Abner "Longie" Zwillman (July 27, 1904 – February 26, 1959) was a Jewish-American mobster who was based primarily in North Jersey. He was a longtime friend and associate of mobsters Lucky Luciano and Meyer Lansky. Zwillman's criminal organization was a part of the National Crime Syndicate and mainly operated from the 1920s to the 1950s, with its peak in the late 1930s.

Zwillman was the founder of the New Jersey Minutemen, a militant anti-fascist group which operated in Newark, New Jersey from 1933 to 1941. They were antagonists of the pro-Nazi German American Bund and the Christian Front.

Abraham "Abner" Zwillman was born on July 27, 1904, in Newark, New Jersey, the second child of Lithuanian Jews Abraham Reuben (born Abram Tzvilman) and Anna (Ella) Slavinsky, who had emigrated from Skapiškis in 1903 with their daughter, Bessie. His father was a grocer. The couple had five more children – Ethel (Etta), Barney, Frieda (Phoebe), Larry, and Irving – born until his father's death in 1915.

Zwillman was forced to quit school to support his family after his father's death. Zwillman first began working at a Prince Street café, the headquarters of a local alderman in Newark's Third Ward. However, in need of more money, Zwillman was eventually forced to quit, later selling fruits and vegetables in his neighborhood with a rented horse and wagon.

Zwillman was unable to compete with the cheaper Prince Street pushcarts, however, so he moved to the more upper-class neighborhood of Clinton Hill, where he began selling lottery tickets to local housewives. He observed that much more money was made selling lottery tickets than produce, so he concentrated on selling lottery tickets through local merchants. By 1920, Zwillman controlled the bulk of the numbers racket with the help of hired muscle.

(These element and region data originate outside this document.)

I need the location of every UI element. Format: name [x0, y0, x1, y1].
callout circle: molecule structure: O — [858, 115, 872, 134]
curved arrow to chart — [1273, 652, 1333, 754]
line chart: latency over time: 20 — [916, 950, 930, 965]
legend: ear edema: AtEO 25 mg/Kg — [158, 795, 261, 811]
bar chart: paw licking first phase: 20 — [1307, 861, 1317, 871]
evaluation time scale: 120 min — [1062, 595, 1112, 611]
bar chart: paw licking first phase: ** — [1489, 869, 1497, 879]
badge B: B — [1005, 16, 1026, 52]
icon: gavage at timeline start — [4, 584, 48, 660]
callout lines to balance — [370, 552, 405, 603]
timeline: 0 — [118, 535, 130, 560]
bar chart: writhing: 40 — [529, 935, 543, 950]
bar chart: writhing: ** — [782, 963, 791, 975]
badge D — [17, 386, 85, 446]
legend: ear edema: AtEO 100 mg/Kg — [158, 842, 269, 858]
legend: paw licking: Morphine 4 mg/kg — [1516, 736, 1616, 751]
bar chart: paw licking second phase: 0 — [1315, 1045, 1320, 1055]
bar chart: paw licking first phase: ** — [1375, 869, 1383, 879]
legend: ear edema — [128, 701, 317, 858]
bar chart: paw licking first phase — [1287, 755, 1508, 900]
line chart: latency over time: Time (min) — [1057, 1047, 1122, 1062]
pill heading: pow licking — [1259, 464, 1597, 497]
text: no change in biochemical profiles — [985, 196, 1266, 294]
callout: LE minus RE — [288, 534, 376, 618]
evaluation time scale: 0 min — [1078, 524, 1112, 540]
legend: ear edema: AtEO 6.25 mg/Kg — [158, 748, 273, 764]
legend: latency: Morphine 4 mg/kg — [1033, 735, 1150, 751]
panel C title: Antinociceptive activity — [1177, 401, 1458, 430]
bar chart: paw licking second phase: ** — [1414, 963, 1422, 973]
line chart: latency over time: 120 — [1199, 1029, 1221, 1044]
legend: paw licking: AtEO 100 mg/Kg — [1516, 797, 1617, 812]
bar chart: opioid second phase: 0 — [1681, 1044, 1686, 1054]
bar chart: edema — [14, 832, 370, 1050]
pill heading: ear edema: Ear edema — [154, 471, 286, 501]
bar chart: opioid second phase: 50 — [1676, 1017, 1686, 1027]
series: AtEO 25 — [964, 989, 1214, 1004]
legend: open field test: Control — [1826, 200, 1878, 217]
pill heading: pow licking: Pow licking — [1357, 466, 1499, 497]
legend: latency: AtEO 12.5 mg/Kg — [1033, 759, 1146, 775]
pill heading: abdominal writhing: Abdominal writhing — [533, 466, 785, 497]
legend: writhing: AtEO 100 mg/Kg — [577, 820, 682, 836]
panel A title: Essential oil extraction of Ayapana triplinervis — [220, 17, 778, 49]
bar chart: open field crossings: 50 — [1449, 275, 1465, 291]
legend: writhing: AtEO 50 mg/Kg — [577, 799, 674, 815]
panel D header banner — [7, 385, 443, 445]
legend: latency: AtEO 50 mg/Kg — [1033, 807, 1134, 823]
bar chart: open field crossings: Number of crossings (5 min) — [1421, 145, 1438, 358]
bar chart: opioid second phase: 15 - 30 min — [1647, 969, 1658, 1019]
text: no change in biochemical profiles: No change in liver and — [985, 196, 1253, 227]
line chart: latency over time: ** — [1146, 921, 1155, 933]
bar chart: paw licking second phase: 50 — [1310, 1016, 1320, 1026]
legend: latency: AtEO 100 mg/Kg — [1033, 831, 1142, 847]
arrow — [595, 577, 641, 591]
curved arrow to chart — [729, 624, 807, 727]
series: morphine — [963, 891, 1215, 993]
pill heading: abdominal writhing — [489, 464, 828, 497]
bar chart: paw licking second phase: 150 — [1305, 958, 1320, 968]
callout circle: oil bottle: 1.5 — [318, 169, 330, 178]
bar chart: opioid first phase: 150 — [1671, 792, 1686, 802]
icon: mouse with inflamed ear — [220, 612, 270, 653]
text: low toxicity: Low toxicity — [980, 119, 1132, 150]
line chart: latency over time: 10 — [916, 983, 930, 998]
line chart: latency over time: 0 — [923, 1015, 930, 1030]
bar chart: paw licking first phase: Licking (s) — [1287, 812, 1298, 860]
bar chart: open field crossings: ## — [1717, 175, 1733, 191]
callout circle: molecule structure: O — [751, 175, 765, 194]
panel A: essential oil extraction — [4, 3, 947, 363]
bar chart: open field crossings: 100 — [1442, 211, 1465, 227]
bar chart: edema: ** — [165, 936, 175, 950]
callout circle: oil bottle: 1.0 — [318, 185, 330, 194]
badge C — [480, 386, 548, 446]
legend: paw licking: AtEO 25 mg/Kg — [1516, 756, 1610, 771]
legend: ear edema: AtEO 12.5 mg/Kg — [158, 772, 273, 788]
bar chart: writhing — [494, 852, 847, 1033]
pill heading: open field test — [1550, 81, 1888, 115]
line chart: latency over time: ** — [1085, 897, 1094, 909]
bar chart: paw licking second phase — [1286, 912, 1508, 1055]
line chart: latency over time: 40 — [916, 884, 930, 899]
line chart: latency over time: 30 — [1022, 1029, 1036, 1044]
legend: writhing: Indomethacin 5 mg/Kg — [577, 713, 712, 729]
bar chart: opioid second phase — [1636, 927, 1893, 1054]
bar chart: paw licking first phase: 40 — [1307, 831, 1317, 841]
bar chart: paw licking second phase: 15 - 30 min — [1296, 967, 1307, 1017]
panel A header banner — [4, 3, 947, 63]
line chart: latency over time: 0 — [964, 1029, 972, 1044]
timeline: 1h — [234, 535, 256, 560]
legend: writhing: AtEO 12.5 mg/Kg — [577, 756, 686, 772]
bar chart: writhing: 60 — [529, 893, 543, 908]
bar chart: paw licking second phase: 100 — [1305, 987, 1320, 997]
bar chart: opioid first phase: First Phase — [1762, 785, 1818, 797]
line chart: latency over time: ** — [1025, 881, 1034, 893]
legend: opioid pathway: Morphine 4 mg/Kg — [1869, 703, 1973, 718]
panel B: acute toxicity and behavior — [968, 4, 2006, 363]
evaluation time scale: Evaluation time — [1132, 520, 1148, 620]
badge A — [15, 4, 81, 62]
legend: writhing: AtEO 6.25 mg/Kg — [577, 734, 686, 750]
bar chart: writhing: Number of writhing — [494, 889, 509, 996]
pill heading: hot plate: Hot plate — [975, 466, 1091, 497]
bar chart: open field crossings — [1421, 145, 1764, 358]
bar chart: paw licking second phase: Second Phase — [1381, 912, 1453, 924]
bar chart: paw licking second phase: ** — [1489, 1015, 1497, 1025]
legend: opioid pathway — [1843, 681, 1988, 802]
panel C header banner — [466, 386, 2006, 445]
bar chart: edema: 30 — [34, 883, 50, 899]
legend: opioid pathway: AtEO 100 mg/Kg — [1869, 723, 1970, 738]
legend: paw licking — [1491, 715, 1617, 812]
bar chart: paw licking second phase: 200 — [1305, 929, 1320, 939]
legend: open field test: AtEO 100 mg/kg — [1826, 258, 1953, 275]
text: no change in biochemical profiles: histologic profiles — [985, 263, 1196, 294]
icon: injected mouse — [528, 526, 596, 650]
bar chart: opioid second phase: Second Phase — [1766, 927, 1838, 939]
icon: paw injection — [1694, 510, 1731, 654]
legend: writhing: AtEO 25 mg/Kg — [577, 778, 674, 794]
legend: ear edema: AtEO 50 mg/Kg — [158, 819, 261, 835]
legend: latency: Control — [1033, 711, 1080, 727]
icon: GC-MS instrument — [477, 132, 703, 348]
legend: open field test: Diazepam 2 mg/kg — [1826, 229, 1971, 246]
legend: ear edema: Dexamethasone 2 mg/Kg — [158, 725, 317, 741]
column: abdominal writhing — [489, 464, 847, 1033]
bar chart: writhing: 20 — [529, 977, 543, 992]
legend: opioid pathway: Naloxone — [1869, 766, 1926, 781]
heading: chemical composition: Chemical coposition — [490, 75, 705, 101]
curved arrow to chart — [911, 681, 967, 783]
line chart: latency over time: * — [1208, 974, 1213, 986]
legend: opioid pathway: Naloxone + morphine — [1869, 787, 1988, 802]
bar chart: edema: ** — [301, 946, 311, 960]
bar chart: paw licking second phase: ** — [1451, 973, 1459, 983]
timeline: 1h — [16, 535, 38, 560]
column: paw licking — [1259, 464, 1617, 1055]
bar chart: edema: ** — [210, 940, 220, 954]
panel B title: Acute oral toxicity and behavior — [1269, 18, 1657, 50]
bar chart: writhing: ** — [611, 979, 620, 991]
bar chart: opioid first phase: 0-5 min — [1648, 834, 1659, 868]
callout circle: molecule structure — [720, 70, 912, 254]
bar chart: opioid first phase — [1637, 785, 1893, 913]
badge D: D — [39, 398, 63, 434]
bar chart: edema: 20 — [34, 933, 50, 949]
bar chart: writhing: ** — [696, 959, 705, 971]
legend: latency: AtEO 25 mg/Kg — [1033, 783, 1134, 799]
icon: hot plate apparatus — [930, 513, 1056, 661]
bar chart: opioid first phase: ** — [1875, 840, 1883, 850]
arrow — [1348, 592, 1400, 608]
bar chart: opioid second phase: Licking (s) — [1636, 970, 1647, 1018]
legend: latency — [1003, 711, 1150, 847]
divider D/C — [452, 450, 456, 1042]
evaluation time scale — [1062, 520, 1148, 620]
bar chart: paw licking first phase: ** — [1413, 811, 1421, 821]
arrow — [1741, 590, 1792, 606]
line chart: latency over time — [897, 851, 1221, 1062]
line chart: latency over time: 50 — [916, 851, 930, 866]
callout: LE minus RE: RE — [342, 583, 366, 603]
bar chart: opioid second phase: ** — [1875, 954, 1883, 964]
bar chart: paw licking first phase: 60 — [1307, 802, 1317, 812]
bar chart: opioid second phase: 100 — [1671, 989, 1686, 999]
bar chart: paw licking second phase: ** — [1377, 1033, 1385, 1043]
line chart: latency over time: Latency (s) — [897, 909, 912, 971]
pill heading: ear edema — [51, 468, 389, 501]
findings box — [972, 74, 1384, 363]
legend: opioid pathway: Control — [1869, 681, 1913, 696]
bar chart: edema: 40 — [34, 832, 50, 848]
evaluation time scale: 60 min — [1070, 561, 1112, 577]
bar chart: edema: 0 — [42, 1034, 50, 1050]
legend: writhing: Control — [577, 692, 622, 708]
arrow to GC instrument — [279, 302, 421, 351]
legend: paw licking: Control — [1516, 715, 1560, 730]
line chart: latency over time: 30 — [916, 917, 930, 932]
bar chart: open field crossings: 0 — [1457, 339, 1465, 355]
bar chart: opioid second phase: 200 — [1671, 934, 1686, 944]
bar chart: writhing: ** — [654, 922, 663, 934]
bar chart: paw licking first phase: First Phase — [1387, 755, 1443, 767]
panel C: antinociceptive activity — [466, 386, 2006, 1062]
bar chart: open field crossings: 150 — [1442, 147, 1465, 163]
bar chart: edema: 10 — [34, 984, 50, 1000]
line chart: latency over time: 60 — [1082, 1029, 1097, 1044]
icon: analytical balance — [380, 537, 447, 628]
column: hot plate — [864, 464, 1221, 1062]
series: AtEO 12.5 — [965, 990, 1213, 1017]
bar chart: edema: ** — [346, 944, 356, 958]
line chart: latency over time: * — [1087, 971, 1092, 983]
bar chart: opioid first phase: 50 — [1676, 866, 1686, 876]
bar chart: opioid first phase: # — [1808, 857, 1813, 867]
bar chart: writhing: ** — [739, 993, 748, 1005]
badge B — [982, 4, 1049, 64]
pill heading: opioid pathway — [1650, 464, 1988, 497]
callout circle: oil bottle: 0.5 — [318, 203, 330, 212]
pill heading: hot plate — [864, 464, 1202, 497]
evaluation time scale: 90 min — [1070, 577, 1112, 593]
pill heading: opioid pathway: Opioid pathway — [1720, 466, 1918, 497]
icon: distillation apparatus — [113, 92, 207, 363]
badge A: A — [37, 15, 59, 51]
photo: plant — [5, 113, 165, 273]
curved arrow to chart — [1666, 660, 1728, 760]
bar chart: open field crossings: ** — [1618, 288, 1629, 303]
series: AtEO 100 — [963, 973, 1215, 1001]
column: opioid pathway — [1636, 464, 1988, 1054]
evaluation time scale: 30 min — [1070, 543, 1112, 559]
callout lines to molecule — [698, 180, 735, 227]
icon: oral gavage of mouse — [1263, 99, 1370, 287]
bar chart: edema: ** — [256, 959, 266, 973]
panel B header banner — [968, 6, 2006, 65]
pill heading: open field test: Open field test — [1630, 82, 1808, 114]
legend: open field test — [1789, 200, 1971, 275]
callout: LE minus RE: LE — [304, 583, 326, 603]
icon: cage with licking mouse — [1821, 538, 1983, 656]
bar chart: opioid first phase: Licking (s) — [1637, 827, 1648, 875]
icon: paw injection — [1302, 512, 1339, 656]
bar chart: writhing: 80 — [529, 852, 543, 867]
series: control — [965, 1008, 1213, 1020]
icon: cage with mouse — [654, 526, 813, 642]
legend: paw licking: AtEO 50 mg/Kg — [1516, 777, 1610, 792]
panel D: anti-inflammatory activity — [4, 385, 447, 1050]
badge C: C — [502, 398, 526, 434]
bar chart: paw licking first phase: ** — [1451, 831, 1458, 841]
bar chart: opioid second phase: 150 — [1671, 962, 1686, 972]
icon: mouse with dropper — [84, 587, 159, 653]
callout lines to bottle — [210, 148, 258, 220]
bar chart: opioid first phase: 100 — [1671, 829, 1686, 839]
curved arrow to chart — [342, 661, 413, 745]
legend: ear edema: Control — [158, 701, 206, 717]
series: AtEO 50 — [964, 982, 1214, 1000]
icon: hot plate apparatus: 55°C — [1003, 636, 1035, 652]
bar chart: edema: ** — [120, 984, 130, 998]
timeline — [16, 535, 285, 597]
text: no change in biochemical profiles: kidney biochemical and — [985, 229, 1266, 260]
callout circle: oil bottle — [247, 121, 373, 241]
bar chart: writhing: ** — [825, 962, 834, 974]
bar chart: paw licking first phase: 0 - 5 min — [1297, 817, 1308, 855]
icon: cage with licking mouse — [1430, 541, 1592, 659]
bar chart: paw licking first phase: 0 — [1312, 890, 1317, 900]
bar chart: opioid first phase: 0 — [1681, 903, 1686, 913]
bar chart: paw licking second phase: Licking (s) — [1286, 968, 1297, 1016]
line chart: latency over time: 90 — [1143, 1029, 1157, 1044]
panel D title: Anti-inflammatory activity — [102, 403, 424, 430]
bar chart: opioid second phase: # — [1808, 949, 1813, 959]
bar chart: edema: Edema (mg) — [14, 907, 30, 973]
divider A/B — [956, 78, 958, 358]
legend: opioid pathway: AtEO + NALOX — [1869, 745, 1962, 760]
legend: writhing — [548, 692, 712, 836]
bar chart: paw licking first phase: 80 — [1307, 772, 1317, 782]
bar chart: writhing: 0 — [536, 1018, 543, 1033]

At the start of Prohibition, Zwillman began smuggling whiskey into New Jersey through Canada, using several World War I armored trucks. Zwillman later joined a syndicate headed by Joseph Reinfeld to smuggle liquor from Canada using ships. They were reputed to have controlled 40% of liquor smuggling. Zwillman used this revenue to greatly expand his operations in illegal gambling, prostitution, and labor racketeering, as well as legitimate businesses, including several prominent night clubs and restaurants.

In 1929, he was sent to prison for six months for assaulting an associate. It was the only crime for which he was ever convicted.

Zwillman dated actress Jean Harlow at one time and got her a two-picture deal at Columbia Pictures by giving a huge cash loan to studio head Harry Cohn. Zwillman also bought Harlow a jeweled bracelet and a red Cadillac. He referred to her in derogatory terms to other mobsters in secret surveillance recordings. He married Mary de Groot Mendels Steinbach in 1939. She was the only daughter of Eugene Mendels, whose father, Emanuel S. Mendels, was a founder of the American Stock Exchange (then known as the Curb Exchange). The Zwillmans had a daughter, Lynn Kathryn Zwillman born c. 1944. Mary Zwillman had a son, who became Abner Zwillman's stepson, from a previous marriage.